With the majestic batsman clobbering both Davidson and McKenzie out of the attack, England needed just 130 more runs in two hours with nine wickets in hand.

At this stage Benaud considered his options which were limited at best. He knew if he were to go for victory then all out attack was the only way out. He was backed by both his trusted seniors, Harvey and Wally Grout.

The leg spin of Simpson was introduced with Dexter promptly carting him for 21 off one over. But still attacking fields were being maintained.

England's pace bowlers had created the rough which Benaud now sought to exploit just as planned the previous evening. There were five left-handers in the England batting line up but the main stumbling blocks would be Dexter and May.

Benaud figured if he could tie down Dexter, the batsmen might be induced into making a foolish stroke. After failing to score off the first five balls, Dexter tried to cut the sixth of the over only to feather a catch behind. Grout leaped in glee, Benaud whirled round in appeal, all the Aussies in the field went up in joy. They knew they had made the first breach-Dexter c. Grout b.

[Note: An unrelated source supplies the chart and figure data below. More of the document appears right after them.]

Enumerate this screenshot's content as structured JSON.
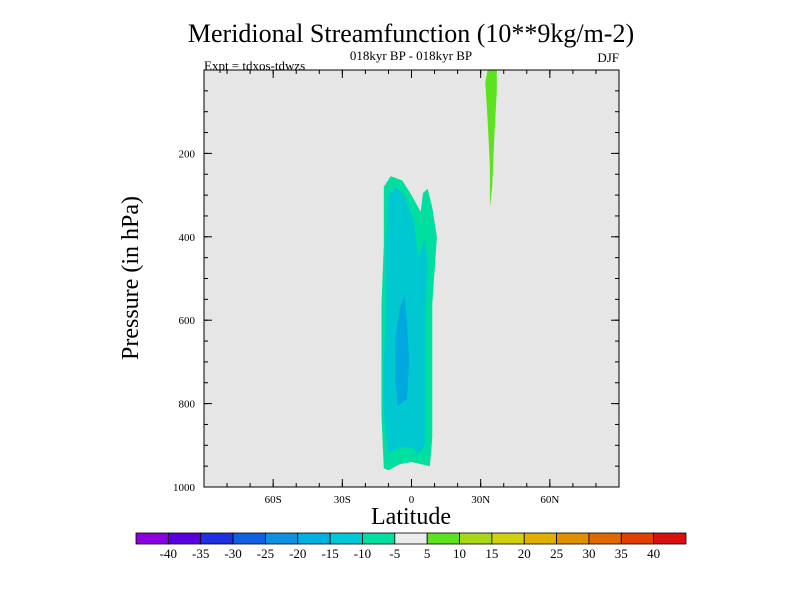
{
  "chart_data": {
    "type": "heatmap",
    "title": "Meridional Streamfunction (10**9kg/m-2)",
    "subtitle": "018kyr BP - 018kyr BP",
    "left_label": "Expt = tdxos-tdwzs",
    "right_label": "DJF",
    "xlabel": "Latitude",
    "ylabel": "Pressure (in hPa)",
    "xlim": [
      -90,
      90
    ],
    "ylim": [
      1000,
      0
    ],
    "x_ticks": [
      {
        "value": -60,
        "label": "60S"
      },
      {
        "value": -30,
        "label": "30S"
      },
      {
        "value": 0,
        "label": "0"
      },
      {
        "value": 30,
        "label": "30N"
      },
      {
        "value": 60,
        "label": "60N"
      }
    ],
    "y_ticks": [
      {
        "value": 200,
        "label": "200"
      },
      {
        "value": 400,
        "label": "400"
      },
      {
        "value": 600,
        "label": "600"
      },
      {
        "value": 800,
        "label": "800"
      },
      {
        "value": 1000,
        "label": "1000"
      }
    ],
    "background_color": "#e6e6e6",
    "contours": [
      {
        "level": "-15 to -10",
        "color": "#00dfa0",
        "points": [
          [
            -12,
            955
          ],
          [
            -10,
            960
          ],
          [
            -5,
            945
          ],
          [
            0,
            940
          ],
          [
            4,
            945
          ],
          [
            8,
            950
          ],
          [
            9,
            880
          ],
          [
            9,
            760
          ],
          [
            9,
            640
          ],
          [
            9,
            560
          ],
          [
            10,
            480
          ],
          [
            11,
            400
          ],
          [
            9,
            330
          ],
          [
            7,
            285
          ],
          [
            5,
            295
          ],
          [
            4,
            340
          ],
          [
            0,
            300
          ],
          [
            -4,
            265
          ],
          [
            -9,
            255
          ],
          [
            -12,
            280
          ],
          [
            -12,
            420
          ],
          [
            -13,
            560
          ],
          [
            -13,
            700
          ],
          [
            -13,
            830
          ]
        ]
      },
      {
        "level": "-20 to -15",
        "color": "#00c8d0",
        "points": [
          [
            -10,
            920
          ],
          [
            -5,
            905
          ],
          [
            0,
            905
          ],
          [
            3,
            920
          ],
          [
            6,
            900
          ],
          [
            6,
            750
          ],
          [
            6,
            600
          ],
          [
            7,
            470
          ],
          [
            6,
            400
          ],
          [
            3,
            450
          ],
          [
            1,
            360
          ],
          [
            -3,
            300
          ],
          [
            -7,
            280
          ],
          [
            -10,
            300
          ],
          [
            -11,
            420
          ],
          [
            -11,
            560
          ],
          [
            -12,
            700
          ],
          [
            -12,
            820
          ]
        ]
      },
      {
        "level": "-25 to -20",
        "color": "#00a8dd",
        "points": [
          [
            -6,
            805
          ],
          [
            -2,
            790
          ],
          [
            -1,
            700
          ],
          [
            -2,
            600
          ],
          [
            -3,
            540
          ],
          [
            -5,
            570
          ],
          [
            -7,
            640
          ],
          [
            -7,
            740
          ]
        ]
      },
      {
        "level": "5 to 10",
        "color": "#5ce21e",
        "points": [
          [
            33,
            0
          ],
          [
            37,
            0
          ],
          [
            37,
            50
          ],
          [
            36,
            150
          ],
          [
            35,
            280
          ],
          [
            34,
            330
          ],
          [
            34,
            230
          ],
          [
            33,
            120
          ],
          [
            32,
            30
          ]
        ]
      }
    ],
    "colorbar": {
      "labels": [
        "-40",
        "-35",
        "-30",
        "-25",
        "-20",
        "-15",
        "-10",
        "-5",
        "5",
        "10",
        "15",
        "20",
        "25",
        "30",
        "35",
        "40"
      ],
      "colors": [
        "#8a00e0",
        "#5a00e0",
        "#2030e0",
        "#1060e0",
        "#1090e0",
        "#00b0e0",
        "#00c8d8",
        "#00dfa0",
        "#ececec",
        "#5ce21e",
        "#a8d818",
        "#d0d010",
        "#e0b000",
        "#e09000",
        "#e06800",
        "#e04000",
        "#d81010"
      ]
    }
  }
}
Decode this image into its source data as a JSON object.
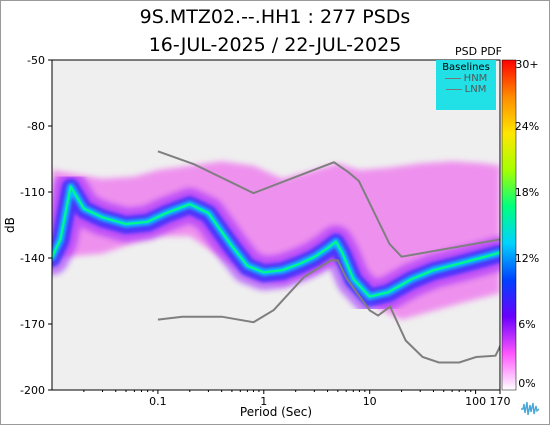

Benaud 76 (14 fours and one 6 in 84 minutes) at 150 for 2.

May defended the first ball he faced from Benaud's next over but was bowled round his legs from the rough from the second while attempting a sweep-out for a duck and Benaud now raised Aussie hopes sky-high.

Brian Close was another batsman whom Benaud feared could take the match away. The left-hander decided the best way out would be to go for all-out attack and he carted Benaud over long on for six. A quick 20 could turn the match England's way. But Close got carried away and he top edged the rampant Aussie captain to be caught at square leg for 8 at 158 for 4.

At the other end, opener Raman Subba Row was grimly hanging on. But one short of his 50 and the ball before the tea break he too fell to Benaud who had now taken four wickets in 19 balls. At the interval England needed 93 runs in 85 minutes, but with only five wickets in hand. The Aussies had now taken the upper hand.

England's hopes rested with Ken Barrington and wicket-keeper John Murray. Ken Mackay, bowling in pain with a leg injury trapped Barrington in front shortly after the break and then Benaud snapped up Murray.

England's tail was not allowed to wag and when Davidson knocked out Statham's off stump with just 20 minutes of play left, England had collapsed to 201, the last nine wickets going down for 51.

Benaud finished with 6 for 70 and with Australia leading 2-1 and just one Test to go (it would be drawn), the Ashes would stay with Australia.

It was just reward for the captain's courageous tactics on the final day when he never once wavered from his plan.